Akash or UbiSlate is the $50 (N7,750) cheap tablet launched by the Indian government on October 5, 2011 to boost access to computing and learning in the country. Akash tablet (actually Aakash) is the subsidised model, which will be subsidised by the Indian government and sold first to higher institution students for $35 (N5,450). UbiSlate tablet is the same as Akash but will be sold for profit, but will still be by a long way the cheapest commercial tablet.
AKash is the cheapest computer ever, jointly designed and built by the Indian Institute of Technology and DataWind Ltd, a Canadian based company. Aakash means ‘Sky’ in Hindi, signifying that with it Indians and India can reach for the sky and beyond. The Akash tablet is aimed at boosting education and learning in India and gives many more millions of Indians access to computer and internet.
The Akash tablet will help boost computer literacy in India. It will be used for teaching students. Students can take lectures on their tablet, boosting online learning from remote places.
A 7-inch Android Tablet
Akash tablet is a 7-inch Android tablet. It features a 7-inch resistive touchscreen with a resolution of 800 x 480 pixels. From the video I saw on CNN, the touchscreen is not very responsive, you will have to press very hard to get a response from the touchscreen, but for a tablet worth $50, it is understandable.
The Akash tablet did play video well and looked cool in landscape view. It can even play HD quality video. This could be because the tablet comes with a separate graphics accelerator and an HD video processor. So, it will be great for watching movies, reading books, surfing the web, etc. The Akash tablet features a 366MHz processor with a 256MB RAM. It runs Android 2.2 OS.
Network & Connectivity
Akash tablet is also a phone so, can be used as a phone and at its price could compete quite well as a cheap phone. However, it only offers GSM with data access available only via GPRS. Of course, you can plug in a 3G dongle for 3G access. It does come with Wi-Fi 802.11 a/b/g for fast internet connectivity. The Akash tablet offers two USB ports, 3.5mm stereo jack, and supports up to 32GB memory card (2GB will be included).
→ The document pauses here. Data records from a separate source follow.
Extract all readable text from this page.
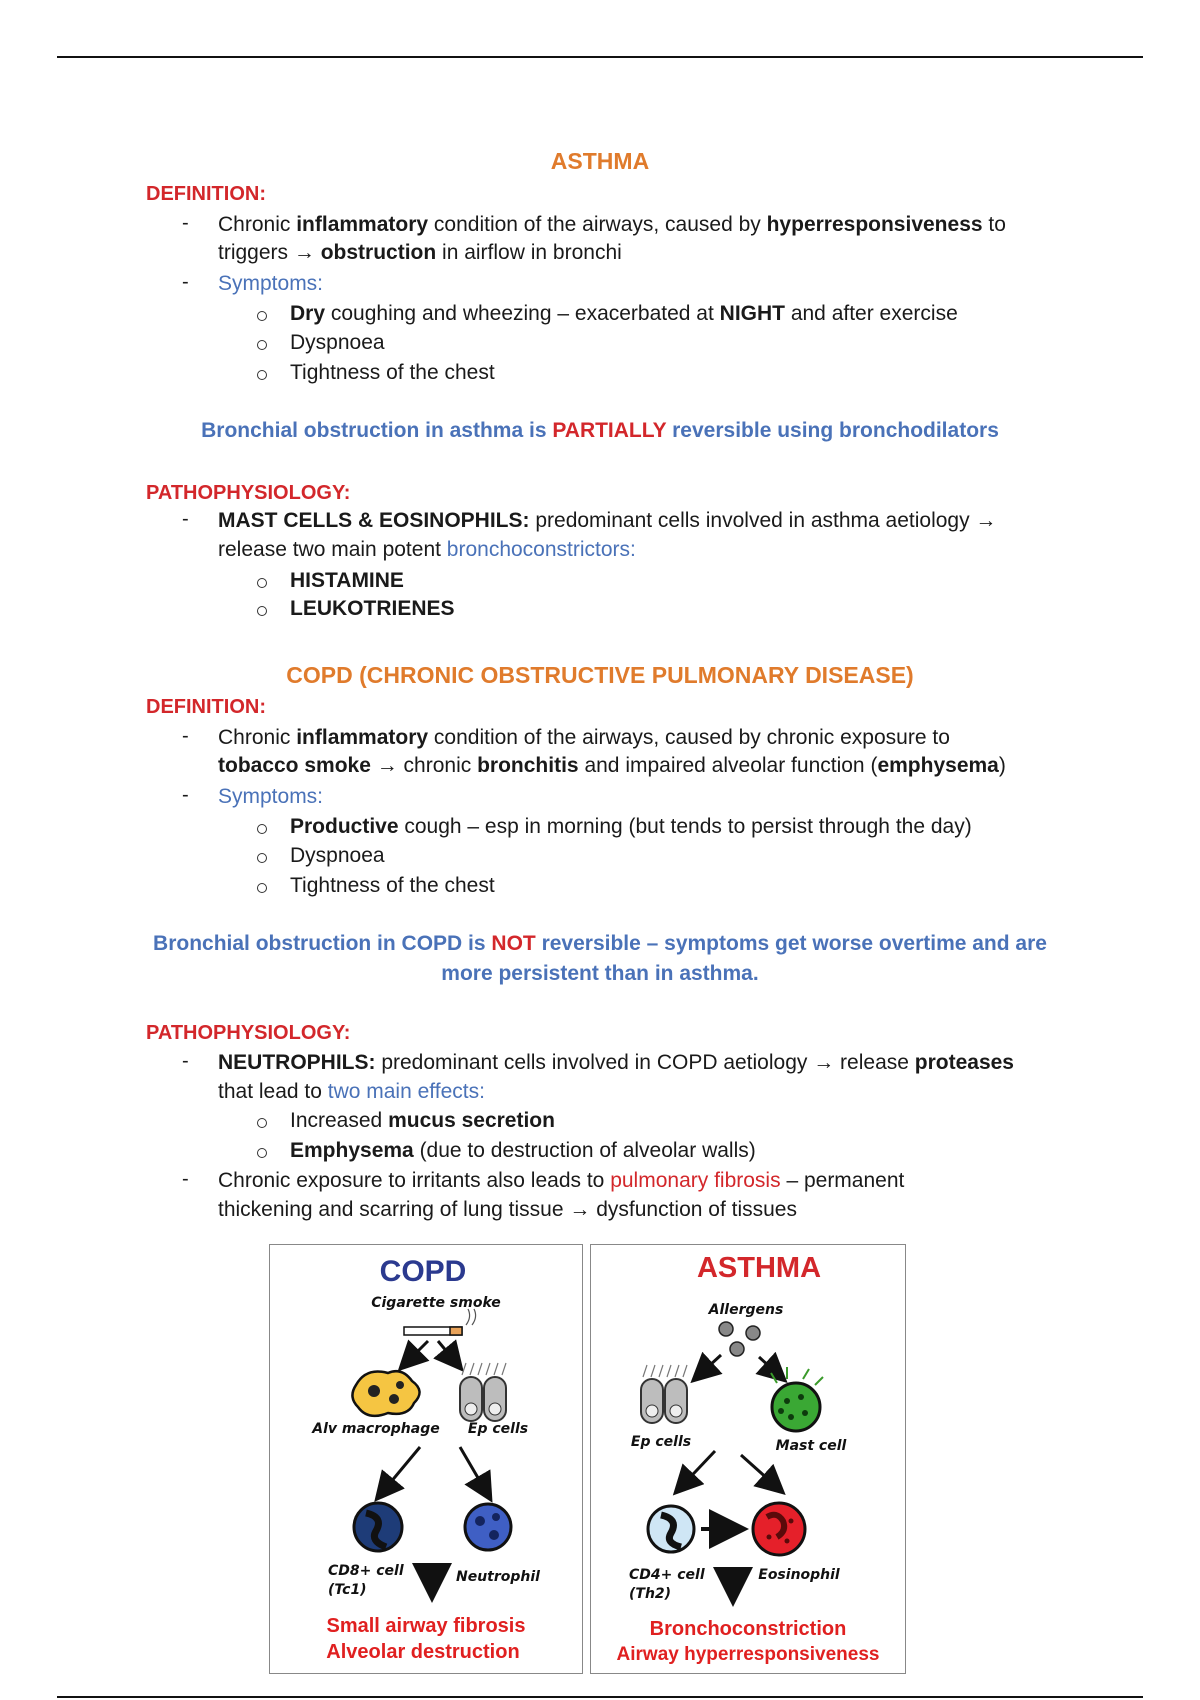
ASTHMA
DEFINITION:
- Chronic inflammatory condition of the airways, caused by hyperresponsiveness to
triggers → obstruction in airflow in bronchi
- Symptoms:
Dry coughing and wheezing – exacerbated at NIGHT and after exercise
Dyspnoea
Tightness of the chest
Bronchial obstruction in asthma is PARTIALLY reversible using bronchodilators
PATHOPHYSIOLOGY:
- MAST CELLS & EOSINOPHILS: predominant cells involved in asthma aetiology →
release two main potent bronchoconstrictors:
HISTAMINE
LEUKOTRIENES
COPD (CHRONIC OBSTRUCTIVE PULMONARY DISEASE)
DEFINITION:
- Chronic inflammatory condition of the airways, caused by chronic exposure to
tobacco smoke → chronic bronchitis and impaired alveolar function (emphysema)
- Symptoms:
Productive cough – esp in morning (but tends to persist through the day)
Dyspnoea
Tightness of the chest
Bronchial obstruction in COPD is NOT reversible – symptoms get worse overtime and are
more persistent than in asthma.
PATHOPHYSIOLOGY:
- NEUTROPHILS: predominant cells involved in COPD aetiology → release proteases
that lead to two main effects:
Increased mucus secretion
Emphysema (due to destruction of alveolar walls)
- Chronic exposure to irritants also leads to pulmonary fibrosis – permanent
thickening and scarring of lung tissue → dysfunction of tissues
COPD
Cigarette smoke
Alv macrophage Ep cells
CD8+ cell
(Tc1)
Neutrophil
Small airway fibrosis
Alveolar destruction
ASTHMA
Allergens
Ep cells	Mast cell
CD4+ cell
(Th2)
Eosinophil
Bronchoconstriction
Airway hyperresponsiveness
The UbiSlate tablet, the commercial form of the Akash tablet, will be available in India from November. The Indian government expects to buy and sell 10 million units of the subsidised tablet in 5 years.
The tablet for the masses project is a good effort from a government that really cares about the human resources development of its people. The Akash tablet could boost education and learning in India and can even lead to innovation as many Indian developers build apps for millions of possible users of this cheap tablet, something that will be of benefit to the Android market.
However, 3 hours of battery life is not good enough, especially if this tablet will be used in rural areas with infrastructure challenges. It will require frequent charging. Hopefully, entrepreneurs in India will come up with a solution. The slow response time of the touchscreen could also be an issue, but for a tablet bought $35 or $60 that will not be hard getting used to.
The next Akash tablet model should come with a faster processor and more RAM. It should also aim at improving battery life. They should look for a cheap solar energy solution for charging the battery in the tablet. What do you think?